A Agadir, les cinéphiles pleurent leur dernier cinéma, fermé juste après le festival Cinéma et Immigration.

Catastrophé, Ahmed Chergaoui s’empresse de partager, ce jeudi 28 mars, l’objet de sa mauvaise humeur sur Facebook : «Fermeture inopinée du Rialto d’Agadir !», alerte ce jeune ingénieur et blogueur, qui s’agace franchement lorsqu’un de ses contacts suggère malicieusement aux Gadiris d’aller un peu plus souvent au cinéma au lieu de télécharger des films : «Ce lieu était utilisé par les festivals. Au delà des productions hollywoodiennes, on y projetait aussi des films indépendants et marocains», réplique-t-il sèchement à l’ami taquin. On est peu enclin à la plaisanterie quand la seule salle de cinéma de sa ville n’est plus qu’un bâtiment triste et désaffecté parmi d’autres. «Je regrette les virées cinéma qu’on faisait chaque samedi à l’époque du lycée. Tout le lycée se retrouvait là-bas», se souvient Ahmed, désenchanté.

«La qualité et l’état de la salle se sont dégradés, depuis le temps. Ces derniers mois, cela dit, la salle renaissait grâce à l’Institut français d’Agadir, qui y programmait ses projections chaque dimanche. C’était l’occasion pour les cinéphiles de découvrir des films hindous, iraniens, français, libanais qu’ils ne pouvaient voir nulle part ailleurs dans la ville». Ils vont désormais devoir se trouver d’autres occupations. «Ici, les gens se plaignent déjà du manque de lieux culturels. Eh bien maintenant, hormis le théâtre de verdure, il n’y aura plus rien», résume amèrement Ahmed Chergaoui, qui ne baisse pas les bras pour autant.

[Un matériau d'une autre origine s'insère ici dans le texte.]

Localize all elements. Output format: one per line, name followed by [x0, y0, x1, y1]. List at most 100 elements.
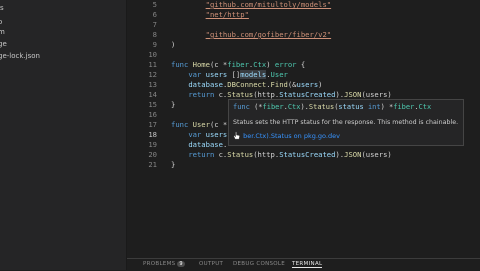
code-token: }: [171, 160, 176, 169]
code-token: (users): [361, 90, 392, 99]
code-token: StatusCreated: [279, 90, 336, 99]
code-token: fiber: [227, 60, 249, 69]
code-token: DBConnect: [227, 80, 267, 89]
signature-token: int: [367, 103, 381, 111]
code-line[interactable]: }: [171, 160, 175, 169]
signature-token: fiber: [393, 103, 415, 111]
code-line[interactable]: database.: [171, 140, 227, 149]
code-token: JSON: [344, 90, 362, 99]
problems-count-badge: 9: [177, 261, 185, 267]
pointer-hand-icon: [233, 131, 240, 140]
code-token: User: [192, 120, 210, 129]
explorer-item[interactable]: ls: [0, 4, 4, 15]
code-token: users: [296, 80, 319, 89]
code-line[interactable]: return c.Status(http.StatusCreated).JSON…: [171, 90, 392, 99]
code-token: database: [188, 80, 223, 89]
tab-problems[interactable]: PROBLEMS 9: [143, 261, 185, 267]
code-token: Find: [270, 80, 288, 89]
code-token: (http.: [253, 90, 280, 99]
code-token: (c *: [209, 60, 228, 69]
code-token: Status: [227, 90, 254, 99]
signature-token: fiber: [262, 103, 284, 111]
code-token: return: [188, 150, 215, 159]
hover-signature: func (*fiber.Ctx).Status(status int) *fi…: [233, 103, 431, 111]
line-number: 21: [148, 160, 157, 169]
code-token: .: [222, 140, 228, 149]
line-number: 18: [148, 130, 157, 139]
code-token: Ctx: [253, 60, 267, 69]
code-token: JSON: [344, 150, 362, 159]
line-number: 9: [152, 40, 157, 49]
tab-terminal[interactable]: TERMINAL: [292, 261, 323, 268]
code-token: (users): [361, 150, 392, 159]
line-number: 6: [152, 10, 157, 19]
explorer-item[interactable]: ge-lock.json: [0, 52, 40, 63]
code-line[interactable]: var users []models.User: [171, 70, 288, 79]
code-token: User: [270, 70, 288, 79]
code-token: database: [188, 140, 223, 149]
code-token: Home: [192, 60, 210, 69]
line-number: 16: [148, 110, 157, 119]
tab-problems-label[interactable]: PROBLEMS: [143, 261, 175, 267]
code-token: c.: [214, 150, 228, 159]
code-line[interactable]: }: [171, 100, 175, 109]
line-number: 15: [148, 100, 157, 109]
code-token: error: [274, 60, 297, 69]
code-line[interactable]: "net/http": [171, 10, 249, 19]
line-number: 11: [148, 60, 157, 69]
signature-token: func: [233, 103, 250, 111]
explorer-item[interactable]: ge: [0, 40, 7, 51]
code-token: func: [171, 60, 193, 69]
code-token: ): [266, 60, 275, 69]
line-number: 10: [148, 50, 157, 59]
code-line[interactable]: database.DBConnect.Find(&users): [171, 80, 322, 89]
code-token: {: [296, 60, 306, 69]
hover-tooltip: func (*fiber.Ctx).Status(status int) *fi…: [228, 99, 464, 146]
file-explorer: o ls m ge ge-lock.json: [0, 0, 127, 270]
code-line[interactable]: func User(c *: [171, 120, 227, 129]
code-token: []: [227, 70, 241, 79]
code-line[interactable]: var users: [171, 130, 227, 139]
code-line[interactable]: "github.com/gofiber/fiber/v2": [171, 30, 332, 39]
code-line[interactable]: return c.Status(http.StatusCreated).JSON…: [171, 150, 392, 159]
code-token: users: [205, 70, 228, 79]
code-token: StatusCreated: [279, 150, 336, 159]
line-number: 12: [148, 70, 157, 79]
hover-description: Status sets the HTTP status for the resp…: [233, 119, 459, 126]
bottom-panel-tabs: PROBLEMS 9 OUTPUT DEBUG CONSOLE TERMINAL: [127, 258, 480, 271]
code-token: var: [188, 130, 202, 139]
explorer-item[interactable]: m: [0, 28, 5, 39]
code-token: (c *: [209, 120, 228, 129]
signature-token: Status: [308, 103, 335, 111]
code-token: "github.com/gofiber/fiber/v2": [205, 30, 332, 39]
code-line[interactable]: func Home(c *fiber.Ctx) error {: [171, 60, 305, 69]
signature-token: Ctx: [418, 103, 432, 111]
code-token: "github.com/mitultoly/models": [205, 0, 332, 9]
tab-output[interactable]: OUTPUT: [199, 261, 223, 267]
code-token: c.: [214, 90, 228, 99]
line-number: 7: [152, 20, 157, 29]
signature-token: ) *: [380, 103, 394, 111]
code-line[interactable]: ): [171, 40, 175, 49]
line-number: 20: [148, 150, 157, 159]
hover-link-text[interactable]: ber.Ctx).Status on pkg.go.dev: [243, 132, 340, 140]
tab-debug-console[interactable]: DEBUG CONSOLE: [233, 261, 285, 267]
line-number: 19: [148, 140, 157, 149]
hover-doc-link[interactable]: ber.Ctx).Status on pkg.go.dev: [232, 131, 340, 140]
line-number: 14: [148, 90, 157, 99]
signature-token: (*: [249, 103, 263, 111]
code-line[interactable]: "github.com/mitultoly/models": [171, 0, 332, 9]
code-token: models: [240, 70, 267, 79]
code-token: (&: [287, 80, 297, 89]
code-token: (http.: [253, 150, 280, 159]
code-token: Status: [227, 150, 254, 159]
line-number: 5: [152, 0, 157, 9]
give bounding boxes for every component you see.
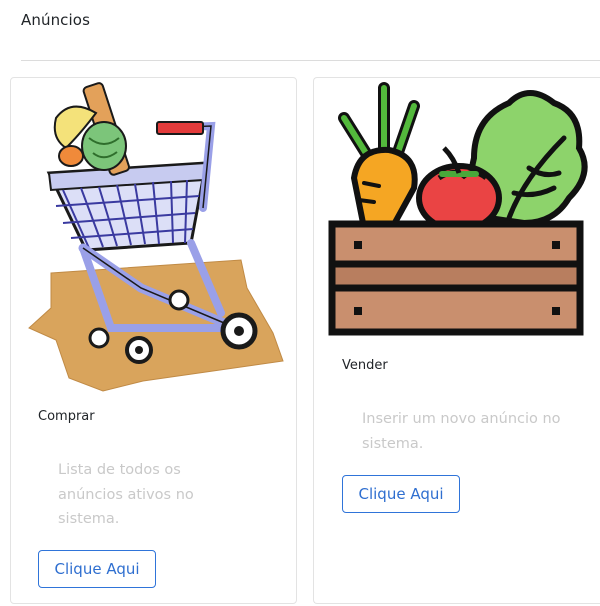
card-title-vender: Vender: [342, 358, 388, 373]
card-vender: Vender Inserir um novo anúncio no sistem…: [313, 77, 600, 604]
clique-aqui-vender-button[interactable]: Clique Aqui: [342, 475, 460, 513]
card-text-vender: Inserir um novo anúncio no sistema.: [362, 411, 561, 452]
page-title: Anúncios: [21, 11, 90, 29]
card-text-comprar: Lista de todos os anúncios ativos no sis…: [58, 462, 194, 527]
vegetable-crate-icon: [328, 82, 588, 336]
clique-aqui-comprar-button[interactable]: Clique Aqui: [38, 550, 156, 588]
shopping-cart-icon: [28, 82, 284, 392]
card-title-comprar: Comprar: [38, 409, 95, 424]
page-header: Anúncios: [21, 0, 600, 61]
card-comprar: Comprar Lista de todos os anúncios ativo…: [10, 77, 297, 604]
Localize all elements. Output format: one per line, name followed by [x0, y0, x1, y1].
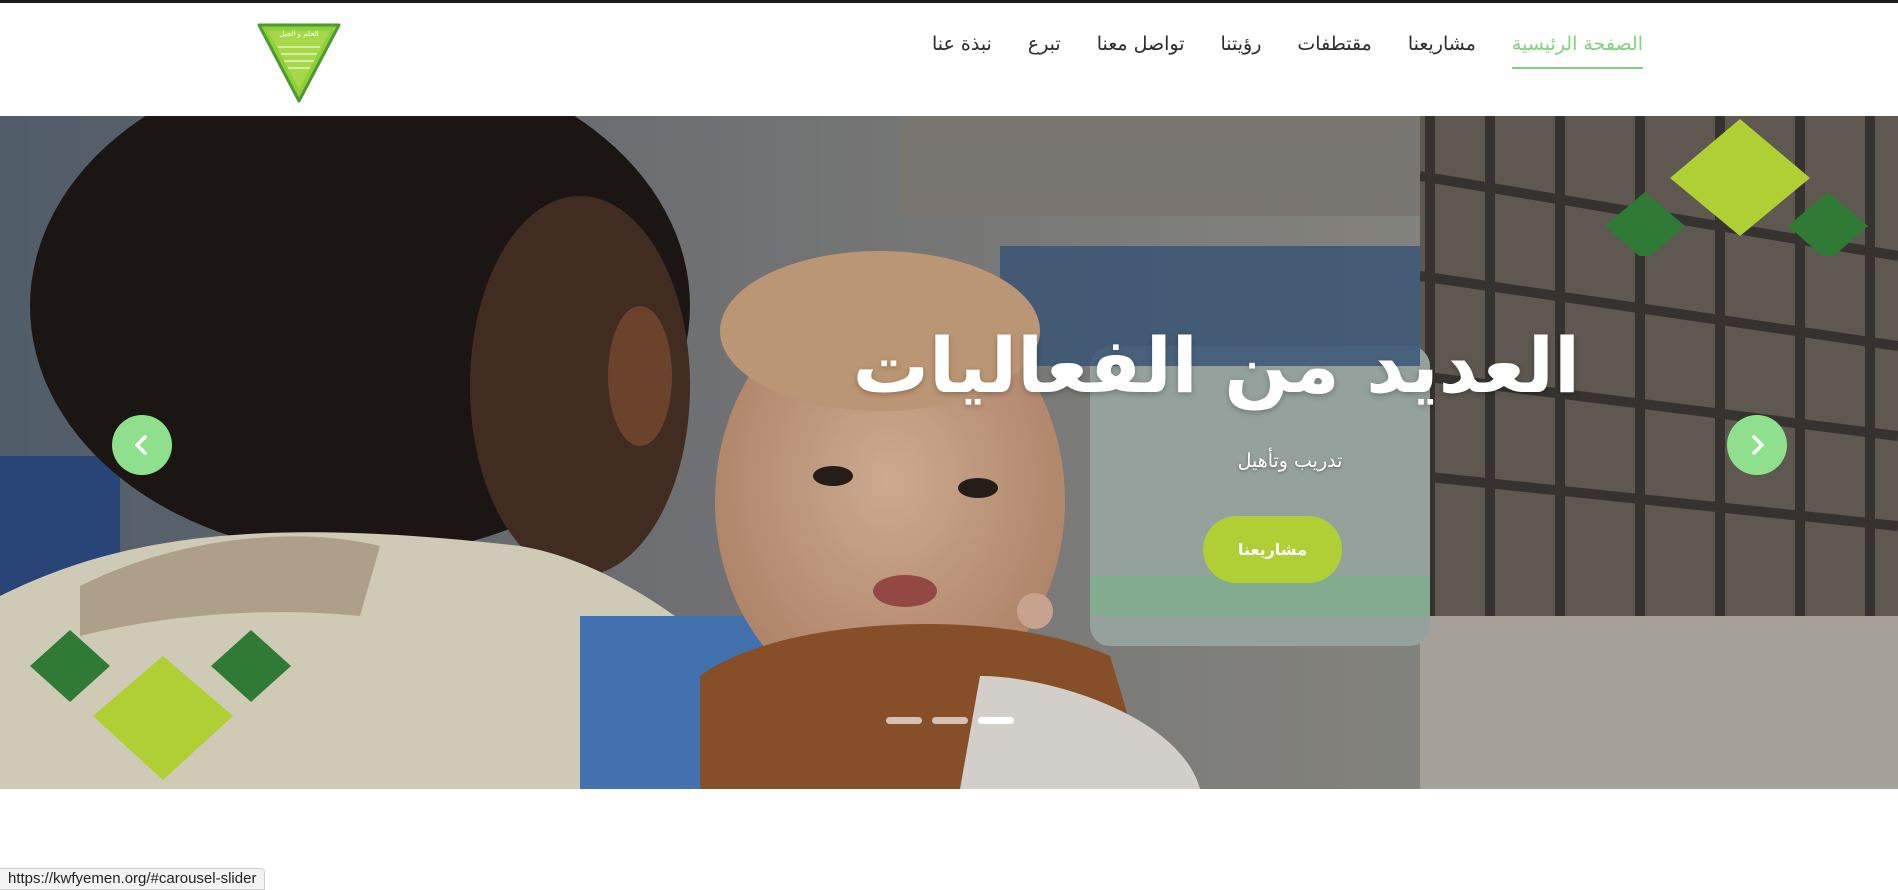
- nav-projects[interactable]: مشاريعنا: [1408, 33, 1476, 69]
- carousel-dot-3[interactable]: [978, 717, 1014, 724]
- logo-text: الحلم و الجيل: [279, 30, 318, 38]
- chevron-right-icon: [1752, 435, 1764, 455]
- decor-diamonds-top: [1605, 119, 1868, 256]
- carousel-prev-button[interactable]: [112, 415, 172, 475]
- hero-title: العديد من الفعاليات: [852, 321, 1580, 410]
- nav-home[interactable]: الصفحة الرئيسية: [1511, 33, 1644, 69]
- chevron-left-icon: [135, 435, 147, 455]
- carousel-next-button[interactable]: [1727, 415, 1787, 475]
- status-bar-url: https://kwfyemen.org/#carousel-slider: [0, 868, 266, 890]
- site-header: الحلم و الجيل الصفحة الرئيسية مشاريعنا م…: [0, 3, 1898, 116]
- decor-diamonds-bottom: [30, 630, 291, 780]
- carousel-dot-2[interactable]: [932, 717, 968, 724]
- nav-contact[interactable]: تواصل معنا: [1097, 33, 1185, 69]
- carousel-indicators: [886, 717, 1014, 724]
- main-nav: الصفحة الرئيسية مشاريعنا مقتطفات رؤيتنا …: [932, 33, 1644, 69]
- nav-excerpts[interactable]: مقتطفات: [1297, 33, 1371, 69]
- hero-carousel: العديد من الفعاليات تدريب وتأهيل مشاريعن…: [0, 116, 1898, 789]
- site-logo[interactable]: الحلم و الجيل: [256, 21, 342, 103]
- projects-button[interactable]: مشاريعنا: [1203, 516, 1342, 583]
- nav-vision[interactable]: رؤيتنا: [1221, 33, 1262, 69]
- hero-subtitle: تدريب وتأهيل: [1237, 450, 1343, 472]
- nav-about[interactable]: نبذة عنا: [932, 33, 992, 69]
- nav-donate[interactable]: تبرع: [1028, 33, 1061, 69]
- carousel-dot-1[interactable]: [886, 717, 922, 724]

Il vient de signer la pétition qui vient d’être lancée par Wafa Igueddi. La bibliothécaire de l’Institut français est au moins aussi dégoûtée que l’informaticien : «Nous militons pour la réouverture du Rialto (associations, artistes, enseignants, étudiants, tous ceux qui s’intéressent au cinéma). Je n’oublierai jamais comment la salle s’est remplie lors de la dernière projection de The Artist, dans le cadre de l’initiative Ciné Dimanche. C’était très émouvant».